A Permutation-based Model for Crowd Labeling: Optimal Estimation and Robustness

TL;DR

This paper introduces a permutation-based model for crowd labeling that generalizes existing models, providing optimal estimation methods and demonstrating robustness through theoretical analysis and empirical validation.

Contribution

It proposes a new permutation-based model for crowd labeling, derives sharp minimax rates, and develops two efficient estimators with performance guarantees.

Findings

The minimax rates match lower bounds under Dawid-Skene.

The WAN and OBI-WAN estimators perform well in simulations.
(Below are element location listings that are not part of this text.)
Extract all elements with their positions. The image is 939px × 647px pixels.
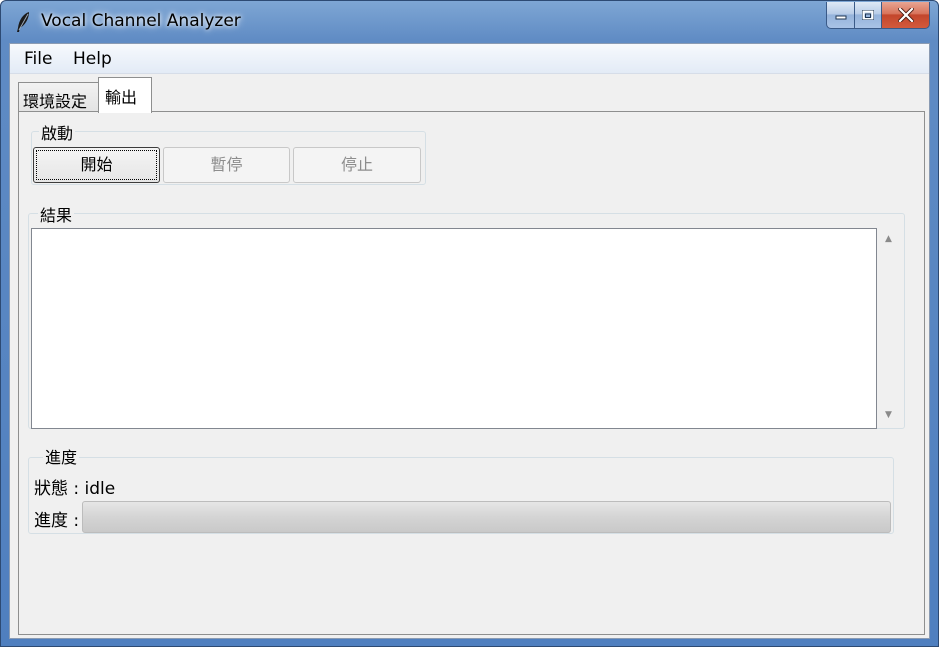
- results-scrollbar[interactable]: ▲ ▼: [880, 228, 898, 427]
- window-controls: [826, 2, 930, 30]
- scroll-up-icon[interactable]: ▲: [885, 234, 892, 244]
- start-button[interactable]: 開始: [33, 147, 160, 183]
- tab-output[interactable]: 輸出: [98, 77, 152, 113]
- results-group-label: 結果: [38, 202, 75, 226]
- close-button[interactable]: [882, 2, 930, 29]
- progress-group-label: 進度: [43, 444, 80, 468]
- start-group-label: 啟動: [39, 120, 76, 144]
- tab-environment-settings[interactable]: 環境設定: [18, 82, 100, 112]
- progress-label: 進度 :: [34, 511, 80, 531]
- client-area: File Help 環境設定 輸出 啟動 開始 暫停 停止 結果 ▲ ▼ 進度 …: [9, 43, 930, 639]
- menu-help[interactable]: Help: [73, 49, 112, 69]
- menu-bar: File Help: [10, 44, 929, 74]
- maximize-icon: [862, 10, 874, 20]
- feather-icon: [17, 12, 29, 32]
- app-window: Vocal Channel Analyzer File Help 環境設定 輸出…: [0, 0, 939, 647]
- maximize-button[interactable]: [855, 2, 882, 29]
- menu-file[interactable]: File: [24, 49, 52, 69]
- pause-button[interactable]: 暫停: [163, 147, 290, 183]
- progress-bar: [82, 501, 891, 533]
- results-textbox[interactable]: [31, 228, 877, 429]
- window-title: Vocal Channel Analyzer: [41, 11, 241, 31]
- minimize-icon: [835, 15, 846, 20]
- status-value: idle: [84, 479, 116, 499]
- scroll-down-icon[interactable]: ▼: [885, 410, 892, 420]
- status-label: 狀態 :: [34, 479, 85, 499]
- status-line: 狀態 : idle: [34, 474, 115, 499]
- title-bar[interactable]: Vocal Channel Analyzer: [1, 1, 938, 43]
- output-tab-panel: 啟動 開始 暫停 停止 結果 ▲ ▼ 進度 狀態 : idle 進度 :: [18, 111, 925, 635]
- minimize-button[interactable]: [826, 2, 855, 29]
- stop-button[interactable]: 停止: [293, 147, 421, 183]
- close-icon: [897, 8, 914, 22]
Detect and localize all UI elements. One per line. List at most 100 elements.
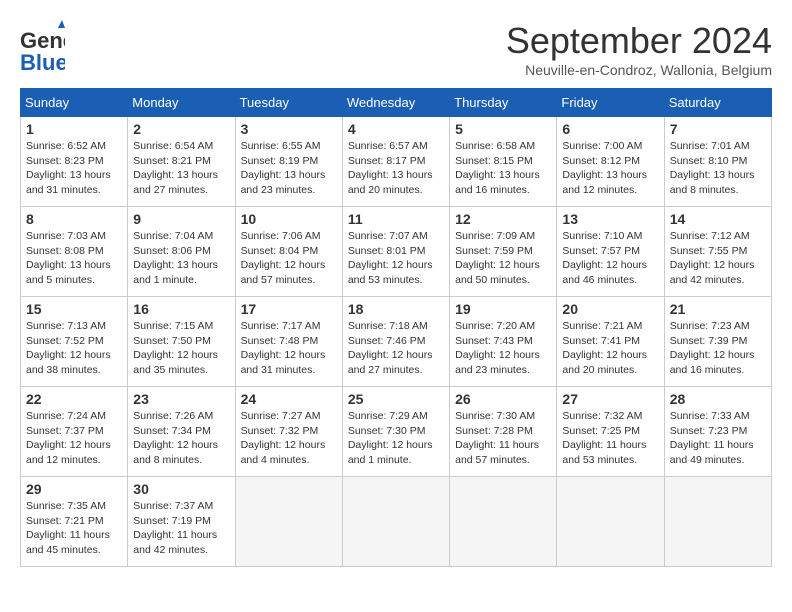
calendar-header-wednesday: Wednesday: [342, 89, 449, 117]
day-number: 1: [26, 121, 122, 137]
day-info: Sunrise: 7:07 AM Sunset: 8:01 PM Dayligh…: [348, 229, 444, 288]
day-number: 21: [670, 301, 766, 317]
calendar-cell-day: 28 Sunrise: 7:33 AM Sunset: 7:23 PM Dayli…: [664, 387, 771, 477]
calendar-cell-day: 20 Sunrise: 7:21 AM Sunset: 7:41 PM Dayli…: [557, 297, 664, 387]
day-info: Sunrise: 7:27 AM Sunset: 7:32 PM Dayligh…: [241, 409, 337, 468]
day-number: 24: [241, 391, 337, 407]
calendar-cell-day: 17 Sunrise: 7:17 AM Sunset: 7:48 PM Dayli…: [235, 297, 342, 387]
month-title: September 2024: [506, 20, 772, 62]
day-info: Sunrise: 7:10 AM Sunset: 7:57 PM Dayligh…: [562, 229, 658, 288]
day-info: Sunrise: 7:00 AM Sunset: 8:12 PM Dayligh…: [562, 139, 658, 198]
day-info: Sunrise: 7:21 AM Sunset: 7:41 PM Dayligh…: [562, 319, 658, 378]
calendar-cell-day: 7 Sunrise: 7:01 AM Sunset: 8:10 PM Daylig…: [664, 117, 771, 207]
location-subtitle: Neuville-en-Condroz, Wallonia, Belgium: [506, 62, 772, 78]
day-info: Sunrise: 7:29 AM Sunset: 7:30 PM Dayligh…: [348, 409, 444, 468]
calendar-cell-day: 23Sunrise: 7:26 AM Sunset: 7:34 PM Dayli…: [128, 387, 235, 477]
day-info: Sunrise: 7:18 AM Sunset: 7:46 PM Dayligh…: [348, 319, 444, 378]
calendar-cell-empty: [664, 477, 771, 567]
calendar-cell-day: 24 Sunrise: 7:27 AM Sunset: 7:32 PM Dayli…: [235, 387, 342, 477]
day-info: Sunrise: 7:35 AM Sunset: 7:21 PM Dayligh…: [26, 499, 122, 558]
day-info: Sunrise: 7:12 AM Sunset: 7:55 PM Dayligh…: [670, 229, 766, 288]
day-number: 9: [133, 211, 229, 227]
day-info: Sunrise: 6:54 AM Sunset: 8:21 PM Dayligh…: [133, 139, 229, 198]
day-number: 20: [562, 301, 658, 317]
calendar-cell-day: 12 Sunrise: 7:09 AM Sunset: 7:59 PM Dayli…: [450, 207, 557, 297]
day-number: 16: [133, 301, 229, 317]
calendar-cell-day: 22 Sunrise: 7:24 AM Sunset: 7:37 PM Dayli…: [21, 387, 128, 477]
day-info: Sunrise: 7:03 AM Sunset: 8:08 PM Dayligh…: [26, 229, 122, 288]
day-number: 7: [670, 121, 766, 137]
calendar-cell-day: 26 Sunrise: 7:30 AM Sunset: 7:28 PM Dayli…: [450, 387, 557, 477]
day-number: 30: [133, 481, 229, 497]
calendar-cell-day: 2 Sunrise: 6:54 AM Sunset: 8:21 PM Daylig…: [128, 117, 235, 207]
calendar-header-saturday: Saturday: [664, 89, 771, 117]
day-number: 6: [562, 121, 658, 137]
calendar-cell-day: 9 Sunrise: 7:04 AM Sunset: 8:06 PM Daylig…: [128, 207, 235, 297]
calendar-cell-empty: [450, 477, 557, 567]
calendar-header-thursday: Thursday: [450, 89, 557, 117]
day-number: 2: [133, 121, 229, 137]
day-info: Sunrise: 7:13 AM Sunset: 7:52 PM Dayligh…: [26, 319, 122, 378]
day-number: 5: [455, 121, 551, 137]
day-number: 12: [455, 211, 551, 227]
day-number: 18: [348, 301, 444, 317]
day-info: Sunrise: 7:01 AM Sunset: 8:10 PM Dayligh…: [670, 139, 766, 198]
day-number: 15: [26, 301, 122, 317]
calendar-header-row: SundayMondayTuesdayWednesdayThursdayFrid…: [21, 89, 772, 117]
calendar-cell-day: 10Sunrise: 7:06 AM Sunset: 8:04 PM Dayli…: [235, 207, 342, 297]
calendar-cell-day: 29 Sunrise: 7:35 AM Sunset: 7:21 PM Dayli…: [21, 477, 128, 567]
calendar-cell-day: 21Sunrise: 7:23 AM Sunset: 7:39 PM Dayli…: [664, 297, 771, 387]
calendar-cell-empty: [342, 477, 449, 567]
day-number: 19: [455, 301, 551, 317]
calendar-header-monday: Monday: [128, 89, 235, 117]
calendar-cell-day: 11 Sunrise: 7:07 AM Sunset: 8:01 PM Dayli…: [342, 207, 449, 297]
calendar-week-row: 22 Sunrise: 7:24 AM Sunset: 7:37 PM Dayli…: [21, 387, 772, 477]
day-info: Sunrise: 7:30 AM Sunset: 7:28 PM Dayligh…: [455, 409, 551, 468]
day-info: Sunrise: 7:06 AM Sunset: 8:04 PM Dayligh…: [241, 229, 337, 288]
calendar-week-row: 1Sunrise: 6:52 AM Sunset: 8:23 PM Daylig…: [21, 117, 772, 207]
day-number: 14: [670, 211, 766, 227]
title-section: September 2024 Neuville-en-Condroz, Wall…: [506, 20, 772, 78]
day-number: 13: [562, 211, 658, 227]
calendar-week-row: 15 Sunrise: 7:13 AM Sunset: 7:52 PM Dayli…: [21, 297, 772, 387]
day-number: 27: [562, 391, 658, 407]
day-info: Sunrise: 7:26 AM Sunset: 7:34 PM Dayligh…: [133, 409, 229, 468]
calendar-cell-day: 16 Sunrise: 7:15 AM Sunset: 7:50 PM Dayli…: [128, 297, 235, 387]
header: General Blue September 2024 Neuville-en-…: [20, 20, 772, 78]
day-number: 17: [241, 301, 337, 317]
calendar-week-row: 8 Sunrise: 7:03 AM Sunset: 8:08 PM Daylig…: [21, 207, 772, 297]
calendar-cell-day: 13 Sunrise: 7:10 AM Sunset: 7:57 PM Dayli…: [557, 207, 664, 297]
calendar-cell-day: 6 Sunrise: 7:00 AM Sunset: 8:12 PM Daylig…: [557, 117, 664, 207]
day-number: 28: [670, 391, 766, 407]
day-info: Sunrise: 7:15 AM Sunset: 7:50 PM Dayligh…: [133, 319, 229, 378]
day-number: 29: [26, 481, 122, 497]
calendar-cell-day: 25Sunrise: 7:29 AM Sunset: 7:30 PM Dayli…: [342, 387, 449, 477]
calendar-cell-day: 18 Sunrise: 7:18 AM Sunset: 7:46 PM Dayli…: [342, 297, 449, 387]
calendar-cell-day: 14 Sunrise: 7:12 AM Sunset: 7:55 PM Dayli…: [664, 207, 771, 297]
calendar-header-friday: Friday: [557, 89, 664, 117]
day-info: Sunrise: 7:09 AM Sunset: 7:59 PM Dayligh…: [455, 229, 551, 288]
calendar-header-sunday: Sunday: [21, 89, 128, 117]
day-info: Sunrise: 7:17 AM Sunset: 7:48 PM Dayligh…: [241, 319, 337, 378]
calendar-cell-day: 19 Sunrise: 7:20 AM Sunset: 7:43 PM Dayli…: [450, 297, 557, 387]
day-number: 26: [455, 391, 551, 407]
calendar-cell-empty: [235, 477, 342, 567]
day-info: Sunrise: 7:24 AM Sunset: 7:37 PM Dayligh…: [26, 409, 122, 468]
calendar-cell-day: 3 Sunrise: 6:55 AM Sunset: 8:19 PM Daylig…: [235, 117, 342, 207]
day-number: 22: [26, 391, 122, 407]
calendar-week-row: 29 Sunrise: 7:35 AM Sunset: 7:21 PM Dayli…: [21, 477, 772, 567]
day-info: Sunrise: 7:20 AM Sunset: 7:43 PM Dayligh…: [455, 319, 551, 378]
logo: General Blue: [20, 20, 67, 75]
calendar-table: SundayMondayTuesdayWednesdayThursdayFrid…: [20, 88, 772, 567]
day-number: 3: [241, 121, 337, 137]
day-number: 11: [348, 211, 444, 227]
day-info: Sunrise: 6:57 AM Sunset: 8:17 PM Dayligh…: [348, 139, 444, 198]
calendar-cell-day: 4Sunrise: 6:57 AM Sunset: 8:17 PM Daylig…: [342, 117, 449, 207]
calendar-cell-day: 27Sunrise: 7:32 AM Sunset: 7:25 PM Dayli…: [557, 387, 664, 477]
calendar-cell-day: 5Sunrise: 6:58 AM Sunset: 8:15 PM Daylig…: [450, 117, 557, 207]
calendar-cell-day: 15 Sunrise: 7:13 AM Sunset: 7:52 PM Dayli…: [21, 297, 128, 387]
day-info: Sunrise: 6:55 AM Sunset: 8:19 PM Dayligh…: [241, 139, 337, 198]
day-number: 8: [26, 211, 122, 227]
day-info: Sunrise: 7:33 AM Sunset: 7:23 PM Dayligh…: [670, 409, 766, 468]
day-info: Sunrise: 7:04 AM Sunset: 8:06 PM Dayligh…: [133, 229, 229, 288]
Experimental results validate theoretical predictions.

Abstract

The task of aggregating and denoising crowd-labeled data has gained increased significance with the advent of crowdsourcing platforms and massive datasets. We propose a permutation-based model for crowd labeled data that is a significant generalization of the classical Dawid-Skene model, and introduce a new error metric by which to compare different estimators. We derive global minimax rates for the permutation-based model that are sharp up to logarithmic factors, and match the minimax lower bounds derived under the simpler Dawid-Skene model. We then design two computationally-efficient estimators: the WAN estimator for the setting where the ordering of workers in terms of their abilities is approximately known, and the OBI-WAN estimator where that is not known. For each of these estimators, we provide non-asymptotic bounds on their performance. We conduct synthetic simulations and experiments on real-world crowdsourcing data, and the experimental results corroborate our theoretical findings.